LONGVIEW, Texas (KLTV) - A Gregg County commissioner arrested in connection to an alleged vote harvesting scheme will stay in office for the time being, according to Gregg County Judge Bill Stoudt.
According to the Gregg County District Attorney’s Office, Gregg County commissioner Shannon Brown, Marlena Jackson, Charlie Burns, and DeWayne Ward were arrested. A press release said to increase the pool of ballots needed to swing the race in Brown’s favor, the group targeted young, able-bodied voters to cast ballots by mail by fraudulently claiming the voters were “disabled,” in most cases without the voters' knowledge or consent. Under Texas election law, mail ballots based on disability are specifically reserved for those who are physically ill and cannot vote in-person as a result.
“One race here, one race there, and before you know it, it can really have a big effect," said State Senator Bryan Hughes.
Sen. Hughes is one of the lawmakers who requested a joint investigation involving the Gregg County District Attorney’s Office, the Gregg County Sheriff’s Office, and the Texas Attorney General, into the 2018 Democratic Primary Election for Pct. 4 commissioner between Kasha Williams and Shannon Brown.
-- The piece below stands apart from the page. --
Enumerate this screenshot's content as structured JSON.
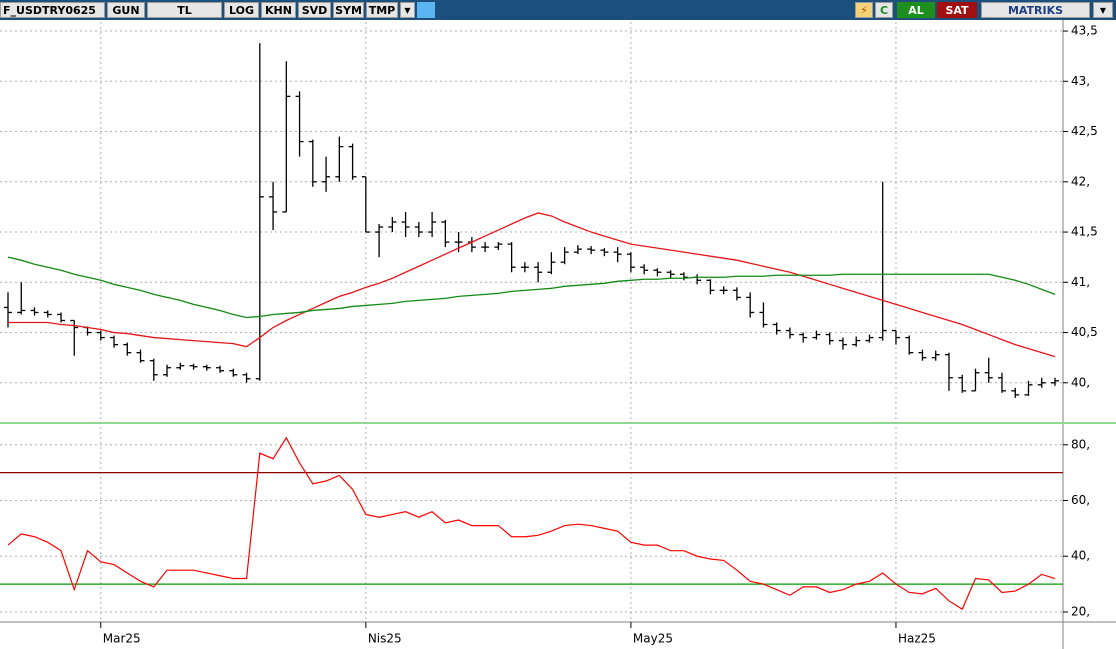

“When the numbers came out there was some raised eyebrows,” Sen. Hughes said. "Because, the in-person voting, both early vote and election day, had one candidate winning it 60/40. But there was an extraordinarily high number of mail ballots, more than all the other precincts combined, many a couple times over, and those ballots all went the other way, enough to throw the election.”
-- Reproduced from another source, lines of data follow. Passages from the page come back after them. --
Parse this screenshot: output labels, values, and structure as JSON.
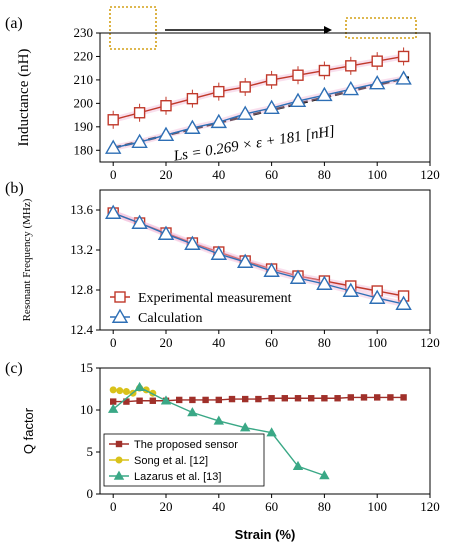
{
  "figure_parts": {
    "a": {
      "label": "(a)",
      "equation": "Ls = 0.269 × ε + 181 [nH]"
    },
    "b": {
      "label": "(b)"
    },
    "c": {
      "label": "(c)"
    }
  },
  "chart_data": [
    {
      "id": "a",
      "type": "line",
      "xlabel": "",
      "ylabel": "Inductance (nH)",
      "xlim": [
        -5,
        120
      ],
      "ylim": [
        175,
        230
      ],
      "xticks": [
        0,
        20,
        40,
        60,
        80,
        100,
        120
      ],
      "yticks": [
        180,
        190,
        200,
        210,
        220,
        230
      ],
      "x": [
        0,
        10,
        20,
        30,
        40,
        50,
        60,
        70,
        80,
        90,
        100,
        110
      ],
      "series": [
        {
          "name": "",
          "color": "#c0392b",
          "marker": "square",
          "values": [
            193,
            196,
            199,
            202,
            205,
            207,
            210,
            212,
            214,
            216,
            218,
            220
          ]
        },
        {
          "name": "",
          "color": "#2e6fb5",
          "marker": "triangle",
          "values": [
            181,
            183.5,
            186.5,
            189.5,
            192,
            195.5,
            198,
            201,
            203.5,
            206,
            208.5,
            210.5
          ]
        }
      ],
      "fit": {
        "color": "#000000",
        "style": "dashed",
        "slope": 0.269,
        "intercept": 181
      }
    },
    {
      "id": "b",
      "type": "line",
      "xlabel": "",
      "ylabel": "Resonant Frequency (MHz)",
      "xlim": [
        -5,
        120
      ],
      "ylim": [
        12.4,
        13.8
      ],
      "xticks": [
        0,
        20,
        40,
        60,
        80,
        100,
        120
      ],
      "yticks": [
        12.4,
        12.8,
        13.2,
        13.6
      ],
      "x": [
        0,
        10,
        20,
        30,
        40,
        50,
        60,
        70,
        80,
        90,
        100,
        110
      ],
      "series": [
        {
          "name": "Experimental measurement",
          "color": "#c0392b",
          "marker": "square",
          "values": [
            13.57,
            13.47,
            13.37,
            13.27,
            13.18,
            13.09,
            13.01,
            12.94,
            12.89,
            12.84,
            12.79,
            12.74
          ]
        },
        {
          "name": "Calculation",
          "color": "#2e6fb5",
          "marker": "triangle",
          "values": [
            13.57,
            13.47,
            13.36,
            13.26,
            13.16,
            13.08,
            12.99,
            12.92,
            12.86,
            12.79,
            12.72,
            12.66
          ]
        }
      ],
      "legend_position": "bottom-left"
    },
    {
      "id": "c",
      "type": "line",
      "xlabel": "Strain (%)",
      "ylabel": "Q factor",
      "xlim": [
        -5,
        120
      ],
      "ylim": [
        0,
        15
      ],
      "xticks": [
        0,
        20,
        40,
        60,
        80,
        100,
        120
      ],
      "yticks": [
        0,
        5,
        10,
        15
      ],
      "series": [
        {
          "name": "The proposed sensor",
          "color": "#a0302a",
          "marker": "square",
          "x": [
            0,
            5,
            10,
            15,
            20,
            25,
            30,
            35,
            40,
            45,
            50,
            55,
            60,
            65,
            70,
            75,
            80,
            85,
            90,
            95,
            100,
            105,
            110
          ],
          "values": [
            11.0,
            11.0,
            11.1,
            11.1,
            11.1,
            11.2,
            11.2,
            11.2,
            11.2,
            11.3,
            11.3,
            11.3,
            11.4,
            11.4,
            11.4,
            11.4,
            11.4,
            11.4,
            11.5,
            11.5,
            11.5,
            11.5,
            11.5
          ]
        },
        {
          "name": "Song et al. [12]",
          "color": "#d9c21a",
          "marker": "circle",
          "x": [
            0,
            2.5,
            5,
            7.5,
            10,
            12.5,
            15
          ],
          "values": [
            12.4,
            12.3,
            12.2,
            12.0,
            12.6,
            12.4,
            12.0
          ]
        },
        {
          "name": "Lazarus et al. [13]",
          "color": "#3aa886",
          "marker": "triangle",
          "x": [
            0,
            10,
            20,
            30,
            40,
            50,
            60,
            70,
            80
          ],
          "values": [
            10.1,
            12.7,
            11.1,
            9.7,
            8.7,
            7.9,
            7.3,
            3.3,
            2.2
          ]
        }
      ],
      "legend_position": "bottom-left"
    }
  ]
}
According to the DA, more than 360 mail-in ballots were requested in Pct. 4 claiming voter disability. While Williams led Brown by more than 20 percentage points during in-person voting, 74% of the mail-in ballots were for Shannon Brown.
“The attorney general and sheriff, and district attorney interviewed hundreds of witnesses, and reviewed hundreds of documents, so the grand jury didn’t return these indictments lightly," Sen. Hughes said.
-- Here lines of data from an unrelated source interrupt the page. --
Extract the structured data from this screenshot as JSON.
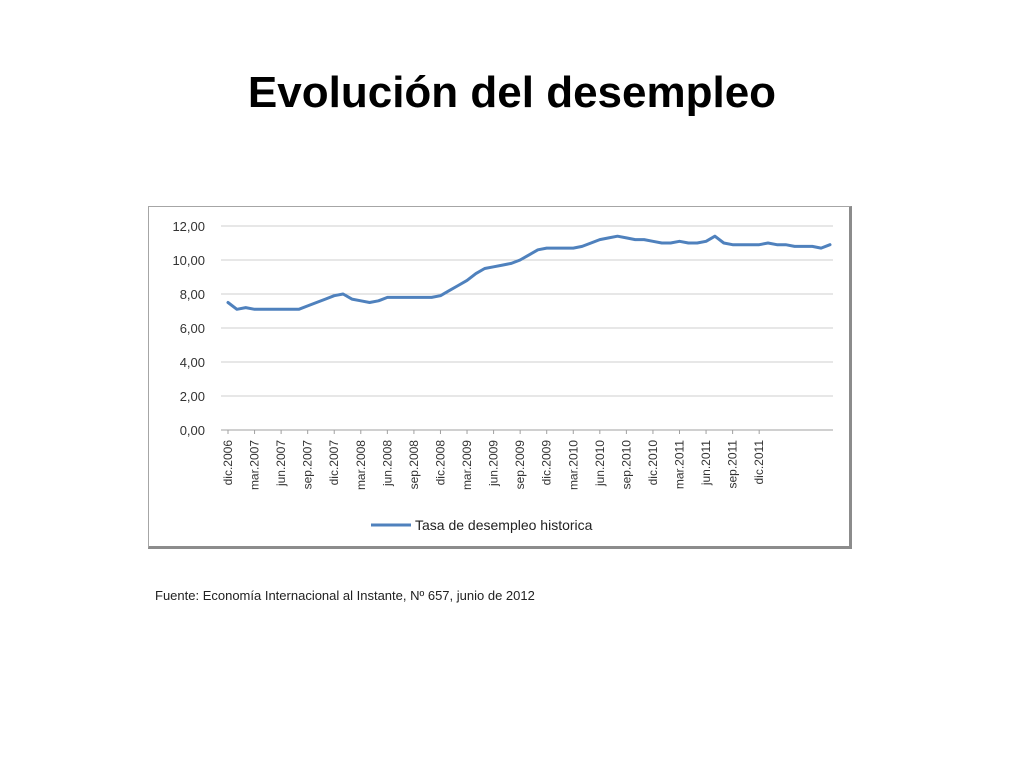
{
  "slide": {
    "title": "Evolución del desempleo",
    "source": "Fuente: Economía Internacional al Instante, Nº 657, junio de 2012"
  },
  "chart_data": {
    "type": "line",
    "title": "",
    "xlabel": "",
    "ylabel": "",
    "ylim": [
      0,
      12
    ],
    "y_ticks": [
      "0,00",
      "2,00",
      "4,00",
      "6,00",
      "8,00",
      "10,00",
      "12,00"
    ],
    "x_tick_labels": [
      "dic.2006",
      "mar.2007",
      "jun.2007",
      "sep.2007",
      "dic.2007",
      "mar.2008",
      "jun.2008",
      "sep.2008",
      "dic.2008",
      "mar.2009",
      "jun.2009",
      "sep.2009",
      "dic.2009",
      "mar.2010",
      "jun.2010",
      "sep.2010",
      "dic.2010",
      "mar.2011",
      "jun.2011",
      "sep.2011",
      "dic.2011"
    ],
    "grid": true,
    "legend_position": "bottom",
    "line_color": "#4f81bd",
    "series": [
      {
        "name": "Tasa de desempleo historica",
        "values": [
          7.5,
          7.1,
          7.2,
          7.1,
          7.1,
          7.1,
          7.1,
          7.1,
          7.1,
          7.3,
          7.5,
          7.7,
          7.9,
          8.0,
          7.7,
          7.6,
          7.5,
          7.6,
          7.8,
          7.8,
          7.8,
          7.8,
          7.8,
          7.8,
          7.9,
          8.2,
          8.5,
          8.8,
          9.2,
          9.5,
          9.6,
          9.7,
          9.8,
          10.0,
          10.3,
          10.6,
          10.7,
          10.7,
          10.7,
          10.7,
          10.8,
          11.0,
          11.2,
          11.3,
          11.4,
          11.3,
          11.2,
          11.2,
          11.1,
          11.0,
          11.0,
          11.1,
          11.0,
          11.0,
          11.1,
          11.4,
          11.0,
          10.9,
          10.9,
          10.9,
          10.9,
          11.0,
          10.9,
          10.9,
          10.8,
          10.8,
          10.8,
          10.7,
          10.9
        ]
      }
    ]
  }
}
For now, Brown and the others are presumed innocent until proven guilty, meaning Brown is still the Pct. 4 commissioner.
“He’ll continue to serve as a commissioner until he goes to trial and depending on the outcome of the trial or disposition with the district attorney’s office, he’ll continue to serve as a commissioner," said Gregg County Judge Bill Stoudt.
If Brown were to step down, someone else would be appointed to his seat.
The state filed 134 felony charges against the four defendants, including engaging in organized election fraud, illegal voting, fraudulent use of an application for a mail-in ballot, unlawful possession of a mail-in ballot, tampering with a governmental record, and election fraud. Penalties for these offenses range from six months in state jail to 99 years in prison.